Using Risk to Fight Crime?

Risk, risk management, and risk mitigation strategies have existed in one form or another for several years in banking and business. The discipline of risk management however tends to be ignored when it comes to law enforcement. This is not to say law enforcement is unfamiliar with risk, they most certainly are, but they tend to see risk only in terms of measuring officer safety. Risk management strategies can also be used to fight crime in a more efficient and effective manner.

Risk requires four elements; context, environment, actions, and consequences. In law enforcement the consequences are always the same; crime. Therefore the other three elements serve as the core of crime prevention through risk management. The best way to describe this is to use a scenario. Take an alley between two multi-level buildings. Alone, the alley represents nothing, and based on its simplicity is not at risk of crime. Take that same alley and change the environment to nighttime, say 9:35pm and add the context of the alley being the quickest route from the local library to St. Mary’s college. With these factors in the place, the alley begins to look more and more like a breeding ground for crime, but we still need actions, which in law enforcement comes in the form of suspects and victims. Suspect actions typically fall closely in line with environment, as in you will find more drug users around drug houses and potentially more vehicle burglary suspects in shopping mall parking lots. In this case, let’s assume this dark alley is the meeting place for small time street robbers and thieves of opportunity. The final element needed to make this scenario come to life is the actions of a victim. Namely, they need to enter the alley.

There are many ways of looking at the alley scenario. Each one requires that law enforcement see the alley and all of its elements as precursors to crime. This conclusion well in place, we must now look at how to prevent the crime. Some law enforcement minds would respond by increasing marked car patrols in the area of the alley.
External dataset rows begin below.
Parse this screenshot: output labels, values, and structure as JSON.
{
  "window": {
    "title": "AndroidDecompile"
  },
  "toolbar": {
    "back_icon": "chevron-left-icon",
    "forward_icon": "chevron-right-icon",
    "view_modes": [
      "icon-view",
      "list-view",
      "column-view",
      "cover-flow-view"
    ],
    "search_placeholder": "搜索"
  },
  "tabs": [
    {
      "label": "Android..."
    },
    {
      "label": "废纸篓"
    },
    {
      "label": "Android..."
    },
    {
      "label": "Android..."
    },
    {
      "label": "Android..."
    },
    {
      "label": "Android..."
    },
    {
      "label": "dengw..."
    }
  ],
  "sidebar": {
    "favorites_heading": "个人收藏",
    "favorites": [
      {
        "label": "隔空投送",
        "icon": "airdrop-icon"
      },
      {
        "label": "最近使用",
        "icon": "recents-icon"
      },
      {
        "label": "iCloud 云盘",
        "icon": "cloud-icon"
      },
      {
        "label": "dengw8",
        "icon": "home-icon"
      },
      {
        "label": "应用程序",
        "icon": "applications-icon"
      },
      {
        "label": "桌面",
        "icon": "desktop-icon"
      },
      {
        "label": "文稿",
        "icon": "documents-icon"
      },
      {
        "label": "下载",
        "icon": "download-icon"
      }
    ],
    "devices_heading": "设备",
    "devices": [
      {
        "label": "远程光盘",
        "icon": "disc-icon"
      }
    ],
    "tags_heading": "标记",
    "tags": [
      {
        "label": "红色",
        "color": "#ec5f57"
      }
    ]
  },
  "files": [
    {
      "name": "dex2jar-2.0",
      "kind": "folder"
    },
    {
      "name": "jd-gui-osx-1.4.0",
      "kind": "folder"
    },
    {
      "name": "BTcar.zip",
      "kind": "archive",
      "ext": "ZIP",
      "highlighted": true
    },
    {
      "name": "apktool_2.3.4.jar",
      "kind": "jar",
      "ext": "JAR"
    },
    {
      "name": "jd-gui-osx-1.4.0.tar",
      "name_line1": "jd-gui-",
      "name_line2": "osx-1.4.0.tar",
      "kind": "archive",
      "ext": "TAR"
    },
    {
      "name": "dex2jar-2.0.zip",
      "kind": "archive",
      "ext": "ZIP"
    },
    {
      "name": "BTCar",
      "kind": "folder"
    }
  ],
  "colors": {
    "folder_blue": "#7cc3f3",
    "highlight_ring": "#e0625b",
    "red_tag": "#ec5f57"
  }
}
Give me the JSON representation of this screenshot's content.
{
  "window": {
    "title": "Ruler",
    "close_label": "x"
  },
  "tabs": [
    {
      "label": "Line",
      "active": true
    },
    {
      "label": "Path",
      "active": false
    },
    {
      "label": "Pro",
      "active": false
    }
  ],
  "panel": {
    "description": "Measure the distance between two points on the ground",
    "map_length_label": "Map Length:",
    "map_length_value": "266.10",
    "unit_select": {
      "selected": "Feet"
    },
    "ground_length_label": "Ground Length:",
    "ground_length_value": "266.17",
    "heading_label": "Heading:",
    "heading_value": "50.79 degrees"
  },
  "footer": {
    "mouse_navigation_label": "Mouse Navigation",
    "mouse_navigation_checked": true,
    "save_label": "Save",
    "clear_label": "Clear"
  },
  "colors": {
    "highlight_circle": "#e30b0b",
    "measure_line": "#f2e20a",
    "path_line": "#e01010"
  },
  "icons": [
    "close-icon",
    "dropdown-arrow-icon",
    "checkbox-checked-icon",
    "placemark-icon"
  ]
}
The thought being, “bad guys don’t like the police and will stop being bad guys while we are around.” In terms of basic crime prevention this is a questionable practice, but in terms of risk management it’s absolutely useless. Random patrols do not remove any of the elements of risk we identified above. From a pure risk management standpoint we need to remove one or more of the elements creating the risk. The addition of sufficient lighting for example will affect the environment as will visible CCTV cameras. Public outreach on the part of the school to educate the students on the dangers of walking alone will mitigate the risk of a solo student using the alley. Finally the use of strategic policing, focusing on high risk suspects in the area, will mitigate the chances a suspect and victim will meet in the alley.

The alley example is an obvious oversimplification of larger criminal problems however the same basic principle applies across the board. If a neighborhood is known for gang activity, it is incumbent on the police to examine the area from a risk management stand-point and move strategically to counter the gang problem. The same can be said for neighborhoods known for burglaries, intersections known for collisions, and apartment complexes famous for drug crime. Simply forming task forces with the stated goal of arrests, does nothing to mitigate further risk. However when you remove one element from each of these criminal equations, your chances of diminishing the risk of continued crime increases exponentially. This also places the police agency in a position to form crime eradication strategies to hopefully bring safety and security to the area.

Risk based policing fits neatly with intelligence led policing techniques in that it is most successful after a full examination of the criminal dynamic has taken place. This furthers the goal of efficient resource allocation. As technology continues to spring forward the use of social networking and digital communications will increase the success of risk based policing. Risk based policing is not a panacea, but it is a far more effective strategy than random police patrols or strategies based solely on high arrest statistics.